STATISTICAL INFERENCES
Tugas Week 14
Adam Richie Wijaya
Detail Profil Mahasiswa
Program Studi
Sains DataUniversitas
Institut Teknologi Sains Bandung (ITSB)Mata Kuliah
Statistik DasarDosen Pengampu
BAKTI SIREGAR, M.Sc., CDS.Keahlian Utama
1 Case Study 1
1.1 One-Sample Z-Test (Statistical Hypotheses)
A digital learning platform claims that the average daily study time of its users is 120 minutes. Based on historical records, the population standard deviation is known to be 15 minutes.
A random sample of 64 users shows an average study time of 116 minutes.
\[ \begin{eqnarray*} \mu_0 &=& 120 \\ \sigma &=& 15 \\ n &=& 64 \\ \bar{x} &=& 116 \end{eqnarray*} \]
1.2 Tasks
- Formulate the Null Hypothesis (H₀) and Alternative Hypothesis (H₁).
- Identify the appropriate statistical test and justify your choice.
- Compute the test statistic and p-value using α=0.05.
- State the statistical decision.
- Interpret the result in a business analytics context.
1.2.1 Statistical Hypotheses
Null Hypothesis (\(H_0\)): \(\mu = 120\) (The average daily study time is 120 minutes).
Alternative Hypothesis (\(H_1\)): \(\mu \neq 120\) (The average daily study time is not 120 minutes). Note: This is a two-tailed test.
1.2.2 Appropriate Statistical Test
The appropriate test is the One-Sample Z-Test. Justification:
The sample size is large (\(n = 64 > 30\)).
The population standard deviation (\(\sigma\)) is known.
1.2.3 Compute Test Statistic and P-Value
Test Statistic (Z):
\[Z = \frac{\bar{x} - \mu_0}{\sigma / \sqrt{n}} = \frac{116 - 120}{15 / \sqrt{64}} = \frac{-4}{1.875} = -2.133\]P-Value:Since this is a two-tailed test, \(P\text{-value} = 2 \times P(Z < -2.133)\).Using the Z-distribution table, \(P(Z < -2.133) \approx 0.0165\).\(P\text{-value} \approx 0.033\).
1.2.4 Statistical Decision
Compare the \(P\text{-value}\) to \(\alpha\):
\(P\text{-value} (0.033) < \alpha (0.05)\).
Decision: Reject \(H_0\).
1.2.5 Business Analytics Interpretation
There is sufficient statistical evidence at the 95% confidence level to conclude that the average daily study time of the platform’s users is significantly different from the 120 minutes claimed by the company. Specifically, the data suggests that users are studying less than the claimed average.
2 Case Study 2
2.1 One-Sample T-Test (σ Unknown, Small Sample)

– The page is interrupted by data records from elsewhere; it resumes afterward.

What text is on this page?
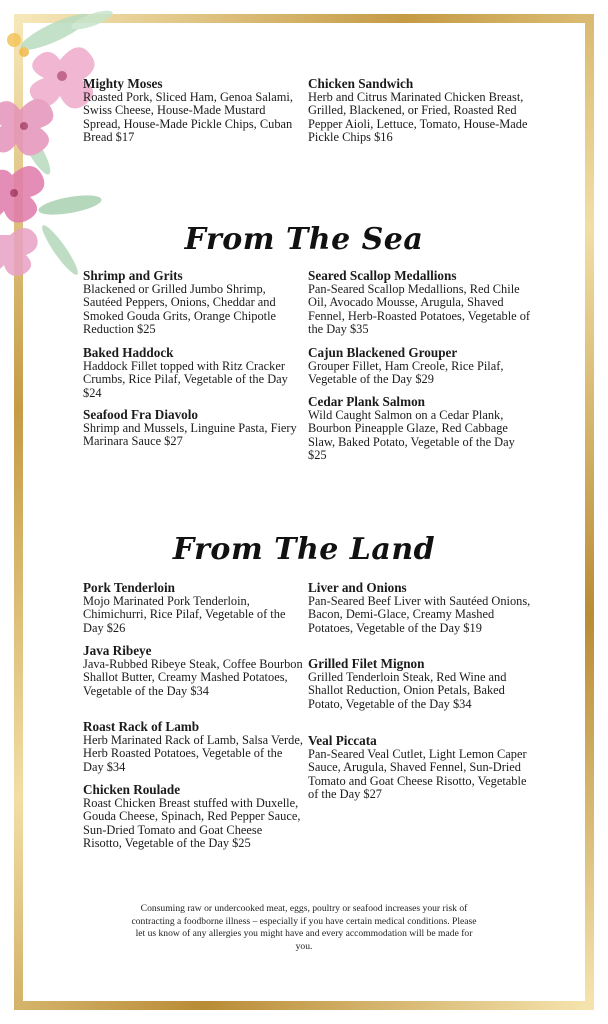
Mighty Moses
Roasted Pork, Sliced Ham, Genoa Salami, Swiss Cheese, House-Made Mustard Spread, House-Made Pickle Chips, Cuban Bread $17
Chicken Sandwich
Herb and Citrus Marinated Chicken Breast, Grilled, Blackened, or Fried, Roasted Red Pepper Aioli, Lettuce, Tomato, House-Made Pickle Chips $16
From The Sea
Shrimp and Grits
Blackened or Grilled Jumbo Shrimp, Sautéed Peppers, Onions, Cheddar and Smoked Gouda Grits, Orange Chipotle Reduction $25
Baked Haddock
Haddock Fillet topped with Ritz Cracker Crumbs, Rice Pilaf, Vegetable of the Day $24
Seafood Fra Diavolo
Shrimp and Mussels, Linguine Pasta, Fiery Marinara Sauce $27
Seared Scallop Medallions
Pan-Seared Scallop Medallions, Red Chile Oil, Avocado Mousse, Arugula, Shaved Fennel, Herb-Roasted Potatoes, Vegetable of the Day $35
Cajun Blackened Grouper
Grouper Fillet, Ham Creole, Rice Pilaf, Vegetable of the Day $29
Cedar Plank Salmon
Wild Caught Salmon on a Cedar Plank, Bourbon Pineapple Glaze, Red Cabbage Slaw, Baked Potato, Vegetable of the Day $25
From The Land
Pork Tenderloin
Mojo Marinated Pork Tenderloin, Chimichurri, Rice Pilaf, Vegetable of the Day $26
Java Ribeye
Java-Rubbed Ribeye Steak, Coffee Bourbon Shallot Butter, Creamy Mashed Potatoes, Vegetable of the Day $34
Roast Rack of Lamb
Herb Marinated Rack of Lamb, Salsa Verde, Herb Roasted Potatoes, Vegetable of the Day $34
Chicken Roulade
Roast Chicken Breast stuffed with Duxelle, Gouda Cheese, Spinach, Red Pepper Sauce, Sun-Dried Tomato and Goat Cheese Risotto, Vegetable of the Day $25
Liver and Onions
Pan-Seared Beef Liver with Sautéed Onions, Bacon, Demi-Glace, Creamy Mashed Potatoes, Vegetable of the Day $19
Grilled Filet Mignon
Grilled Tenderloin Steak, Red Wine and Shallot Reduction, Onion Petals, Baked Potato, Vegetable of the Day $34
Veal Piccata
Pan-Seared Veal Cutlet, Light Lemon Caper Sauce, Arugula, Shaved Fennel, Sun-Dried Tomato and Goat Cheese Risotto, Vegetable of the Day $27
Consuming raw or undercooked meat, eggs, poultry or seafood increases your risk of contracting a foodborne illness – especially if you have certain medical conditions. Please let us know of any allergies you might have and every accommodation will be made for you.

A UX Research Team investigates whether the average task completion time of a new application differs from 10 minutes.
The following data are collected from 10 users:
\[ 9.2,\; 10.5,\; 9.8,\; 10.1,\; 9.6,\; 10.3,\; 9.9,\; 9.7,\; 10.0,\; 9.5 \]
2.2 Tasks
- Define H₀ and H₁ (two-tailed).
- Determine the appropriate hypothesis test.
- Calculate the t-statistic and p-value at \(\alpha = 0.05\).
- Make a statistical decision.
- Explain how sample size affects inferential reliability.
2.2.1 Define \(H_0\) and \(H_1\) (Two-Tailed)
Since we are testing for any significant difference (either higher or lower) from the target:
\(H_0\) (Null Hypothesis): \(\mu = 10\). The average task completion time is equal to 10 minutes.
\(H_1\) (Alternative Hypothesis): \(\mu \neq 10\). The average task completion time is not equal to 10 minutes.
2.2.2 Appropriate Hypothesis Test
The appropriate test is the One-Sample T-Test. Reasons:
There is only one sample group being compared to a known mean.
The population standard deviation (\(\sigma\)) is unknown.
The sample size is small (\(n = 10\)).
2.2.3 Calculate T-Statistic and P-Value (\(\alpha = 0.05\))
Data: 9.2, 10.5, 9.8, 10.1, 9.6, 10.3, 9.9, 9.7, 10.0, 9.5.
Sample Mean (\(\bar{x}\)): 9.89
Sample Standard Deviation (\(s\)): 0.387
Sample Size (\(n\)): 10
Degrees of Freedom (\(df\)): \(n - 1 = 9\)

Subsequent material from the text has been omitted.